In Mexico and in El Salvador, with the exception of the role played by the church in the latter country a few years ago, poverty and inequality did not outrage its victims, nor did it lead them to violence. There has been only one “Caracazo” (the name given to the February, 1990, riots in Caracas) in more than 10 years of crisis and half a decade of free-market shocks. The ideology of the lasting immutability of things has its effects.

But the same deprivation, with the same inequities, in a radically different context, produces different effects. Poverty and injustice were not supposed to be the same: The United States was the land of social mobility, well-paid work and unlimited opportunities. Not any more. A Latin-American migrant’s future is often the same as his current reality: $4.50 an hour for unskilled labor for the rest of his or her life, maybe with a raise to $6 or $7 an hour, eventually.

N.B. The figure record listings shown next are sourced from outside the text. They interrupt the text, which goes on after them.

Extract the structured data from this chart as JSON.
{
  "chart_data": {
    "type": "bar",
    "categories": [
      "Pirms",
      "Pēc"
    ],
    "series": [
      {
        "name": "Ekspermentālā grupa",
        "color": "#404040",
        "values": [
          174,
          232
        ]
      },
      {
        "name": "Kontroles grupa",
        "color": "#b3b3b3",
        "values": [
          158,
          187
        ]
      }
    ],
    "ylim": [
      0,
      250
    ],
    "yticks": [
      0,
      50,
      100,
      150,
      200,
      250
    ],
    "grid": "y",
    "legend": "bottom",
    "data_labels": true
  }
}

But the young Mexicans or Salvadorans who do housework in Beverly Hills, gardens in Bel-Air or park Jags and BMWs for restaurants on Melrose had no idea this is what awaited them when they left Usulutan or Guanajuato. And the ideological bombardment they are now subjected to no longer helps them accept matters as they are. On the contrary; it incites rejection, indignation and class hatred. Any spark can light the fire.

The American Dream only works in the United States, but the United States can’t work without it. Telling the migrant just over the border that everything is possible and it only depends on his own abilities, that there are no unmovable class or racial boundaries, and then breaking that promise, is an invitation to class violence. The American discourse doesn’t mix with acute poverty and inequality: The poor lose their bearings when they are suddenly (and falsely) told that their destiny lies in not remaining poor forever.

Maybe that’s why the Mexicans in Los Angeles did what their compatriots back home have not done. Perhaps this explains why Salvadorans up north behaved differently than in their own country, except when a force like the church or a myth like the revolution fires them up against resignation. Otherwise, by importing a labor force without the ideology that makes it work in its country of origin, and exploiting it without the social mobility that legitimizes its own ideology, the United States is asking for trouble. This is the contradictory conclusion of the Virgin of Guadalupe’s trials and tribulations in the barrios and tenements of God’s country.